Um die Rolle von Havertz genauer zu definieren, hätte ich Leverkusen wohl intensiver verfolgen müssen. Bei den statistischen Werten sollte man seine eher durchwachsene Hinrunde nicht vergessen, die aber aufgrund seines Alters immer noch in Ordnung war. Wenn man dann seine Leistungen und die Werte der Rückrunde auf ein Jahr hochrechnen würde, kämen auch ganz andere Bewertungen zutage, die dann das wahre Leistungsniveau von ihm widerspiegeln würden.
Ich finde das schon eine luftige Erwartungshaltung. Bailey hat vor ungefähr 2 Jahren zuletzt den Eindruck erweckt, dass er in der Lage ist konstant Leistung zu bringen, aus Diaby kann ein sehr guter Spieler werden in den nächsten Jahren, aber im Grunde ist das seine erste Saison als Stammspieler und entsprechend unkonstant sind auch seine Leistungen. Volland war den ganzen Frühling verletzt, bei der Niederlage in Wolfsburg war er noch nichtmal im Kader, gegen Bayern durfte er dann zum ersten Mal 14 Minuten Spielen, beim Unentschieden gegen Schalke 20 und bei der Niederlage gegen Hertha musste er - ich nehme mal an aus Fitnessgründen - zur Halbzeit runter. Macht zusammen knapp 70 Minuten Spielzeit in den vier Partien mit Punktverlust. Garniert wurde das ganze dann noch mit Dragovic als RV. Ich finde da muss man auch einfach mal sagen, dass Punktverluste mit so einem Personal und dem straffen Zeitplan nach Corona irgendwo normal sind. Ich meine wenn Leverkusen unter diesen Voraussetzungen keine Punkte abgeben "darf", dann wäre bei Bayern oder uns jeder Sieg unter 4:0 ein Versagen.

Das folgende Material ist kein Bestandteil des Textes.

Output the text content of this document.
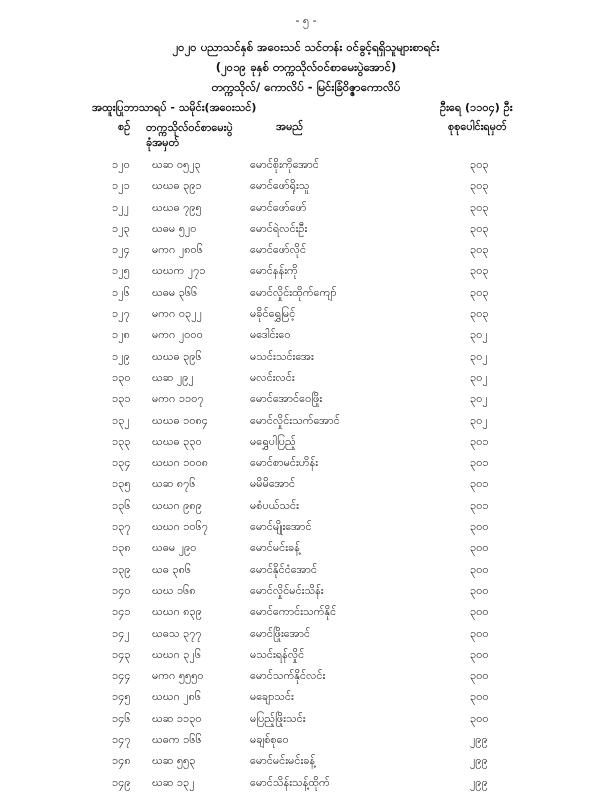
- ၅ -
၂၀၂၀ ပညာသင်နှစ် အဝေးသင် သင်တန်း ဝင်ခွင့်ရရှိသူများစာရင်း
(၂၀၁၉ ခုနှစ် တက္ကသိုလ်ဝင်စာမေးပွဲအောင်)
တက္ကသိုလ်/ ကောလိပ် - မြင်းခြံဝိဇ္ဇာကောလိပ်
အထူးပြုဘာသာရပ် - သမိုင်း(အဝေးသင်)	ဦးရေ (၁၁၀၄) ဦး
စဉ် တက္ကသိုလ်ဝင်စာမေးပွဲ
ခုံအမှတ်
အမည်	စုစုပေါင်းရမှတ်
၁၂၀ ဃဆ ၀၅၂၃	မောင်စိုးကိုအောင်	၃၀၃
၁၂၁ ဃဃဓ ၃၉၁	မောင်ဖော်ရိုးသူ	၃၀၃
၁၂၂ ဃဃဓ ၇၉၅	မောင်ဖော်ဖော်	၃၀၃
၁၂၃ ဃဓမ ၅၂၀	မောင်ရဲလင်းဦး	၃၀၃
၁၂၄ မကဂ ၂၈၀၆	မောင်ဖော်လိုင်	၃၀၃
၁၂၅ ဃဃက ၂၇၁	မောင်နန်းကို	၃၀၃
၁၂၆ ဃဓမ ၃၆၆	မောင်လှိုင်းထိုက်ကျော်	၃၀၃
၁၂၇ မကဂ ၀၃၂၂	မခိုင်ရွှေမြင့်	၃၀၃
၁၂၈ မကဂ ၂၀၀၀	မဒေါင်းဝေ	၃၀၂
၁၂၉ ဃဃဓ ၃၉၆	မသင်းသင်းအေး	၃၀၂
၁၃၀ ဃဆ ၂၉၂	မလင်းလင်း	၃၀၂
၁၃၁ မကဂ ၁၁၀၇	မောင်အောင်ဝေဖြိုး	၃၀၂
၁၃၂ ဃဃဓ ၁၀၈၄	မောင်လှိုင်းသက်အောင်	၃၀၂
၁၃၃ ဃဃဓ ၃၃၀	မရွှေပါပြည့်	၃၀၁
၁၃၄ ဃဃဂ ၁၀၀၈	မောင်စာမင်းဟိန်း	၃၀၁
၁၃၅ ဃဆ ၈၇၆	မမိမိအောင်	၃၀၁
၁၃၆ ဃဃဂ ၉၈၉	မစံပယ်သင်း	၃၀၁
၁၃၇ ဃဃဂ ၁၀၆၇	မောင်မျိုးအောင်	၃၀၀
၁၃၈ ဃဓမ ၂၉၀	မောင်မင်းခန့်	၃၀၀
၁၃၉ ဃဓ ၃၈၆	မောင်နိုင်ငံအောင်	၃၀၀
၁၄၀ ဃဃ ၁၆၈	မောင်လှိုင်မင်းသိန်း	၃၀၀
၁၄၁ ဃဃဂ ၈၃၉	မောင်ကောင်းသက်နိုင်	၃၀၀
၁၄၂ ဃဓသ ၃၇၇	မောင်ဖြိုးအောင်	၃၀၀
၁၄၃ ဃဃဂ ၃၂၆	မသင်းရန်လှိုင်	၃၀၀
၁၄၄ မကဂ ၅၅၅၀	မောင်သက်နိုင်လင်း	၃၀၀
၁၄၅ ဃဃဂ ၂၈၆	မချောသင်း	၃၀၀
၁၄၆ ဃဆ ၁၁၃၀	မပြည့်ဖြိုးသင်း	၃၀၀
၁၄၇ ဃဓက ၁၆၆	မချစ်စုဝေ	၂၉၉
၁၄၈ ဃဆ ၅၅၃	မောင်မင်းမင်းခန့်	၂၉၉
၁၄၉ ဃဆ ၁၃၂	မောင်သိန်းသန့်ထိုက်	၂၉၉
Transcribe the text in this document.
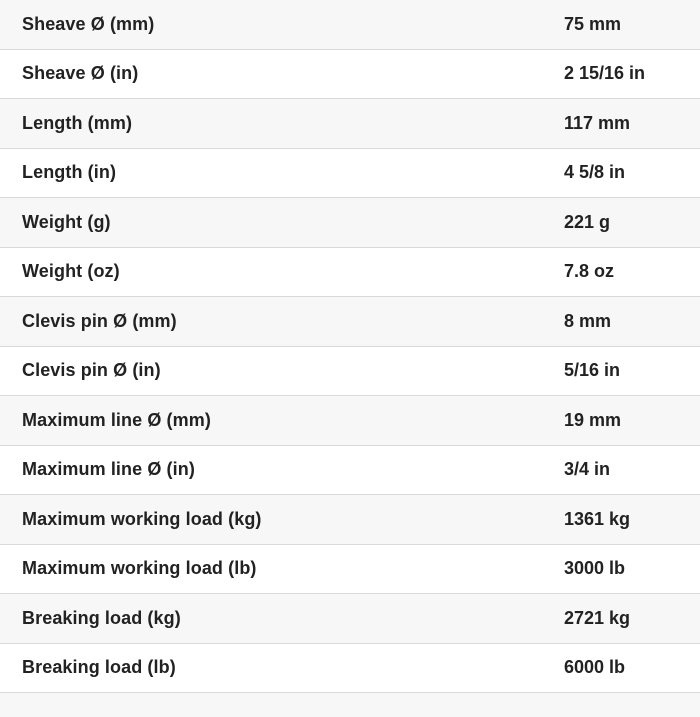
Sheave Ø (mm)	75 mm
Sheave Ø (in)	2 15/16 in
Length (mm)	117 mm
Length (in)	4 5/8 in
Weight (g)	221 g
Weight (oz)	7.8 oz
Clevis pin Ø (mm)	8 mm
Clevis pin Ø (in)	5/16 in
Maximum line Ø (mm)	19 mm
Maximum line Ø (in)	3/4 in
Maximum working load (kg)	1361 kg
Maximum working load (lb)	3000 lb
Breaking load (kg)	2721 kg
Breaking load (lb)	6000 lb
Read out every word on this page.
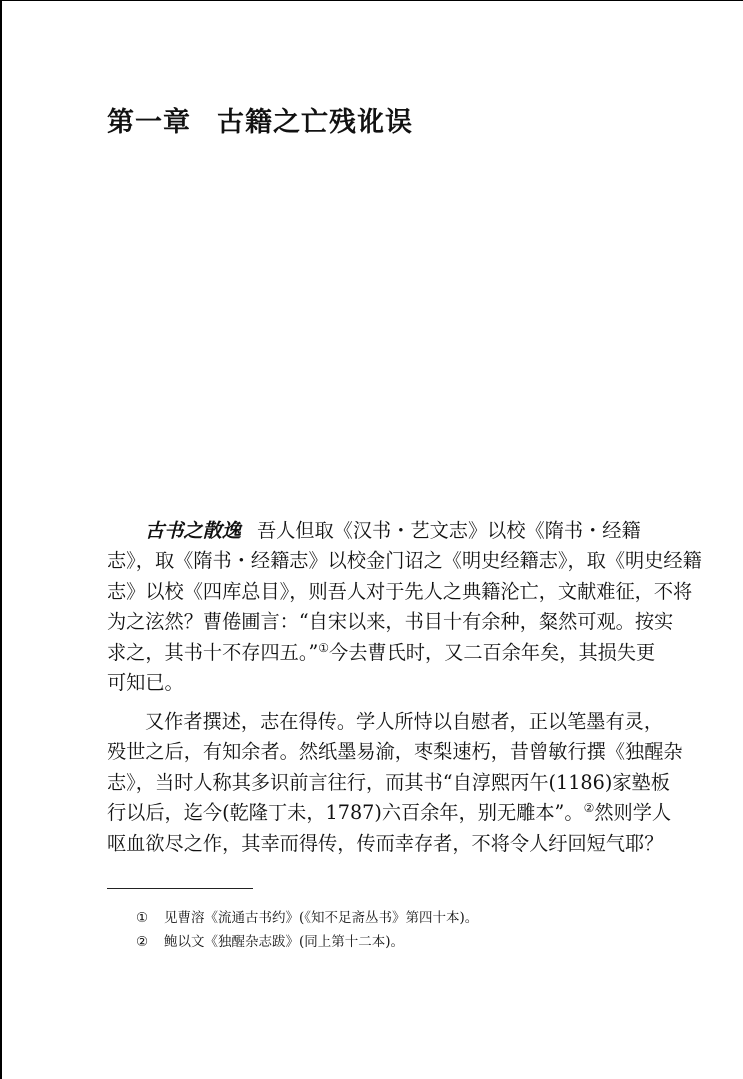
第一章 古籍之亡残讹误
古书之散逸 吾人但取《汉书・艺文志》以校《隋书・经籍
志》，取《隋书・经籍志》以校金门诏之《明史经籍志》，取《明史经籍
志》以校《四库总目》，则吾人对于先人之典籍沦亡，文献难征，不将
为之泫然？曹倦圃言：“自宋以来，书目十有余种，粲然可观。按实
求之，其书十不存四五。”①今去曹氏时，又二百余年矣，其损失更
可知已。
又作者撰述，志在得传。学人所恃以自慰者，正以笔墨有灵，
殁世之后，有知余者。然纸墨易渝，枣梨速朽，昔曾敏行撰《独醒杂
志》，当时人称其多识前言往行，而其书“自淳熙丙午(1186)家塾板
行以后，迄今(乾隆丁未，1787)六百余年，别无雕本”。②然则学人
呕血欲尽之作，其幸而得传，传而幸存者，不将令人纡回短气耶？
① 见曹溶《流通古书约》(《知不足斋丛书》第四十本)。
② 鲍以文《独醒杂志跋》(同上第十二本)。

Ich finde es auch falsch zu sagen, dass Havertz' wahres Leistungsvermögen nur die Monate umfasst, wo sein Team als ganzes einen Lauf hat und er der König mit allen Freiheiten ist. Wenn es gut läuft ist "jeder" ein Topspieler, was mich viel mehr interessiert ist was die Spieler beitragen, wenn es mal hakt, wenn ihnen nicht so viele Räume geöffnet oder Bälle aufgelegt werden.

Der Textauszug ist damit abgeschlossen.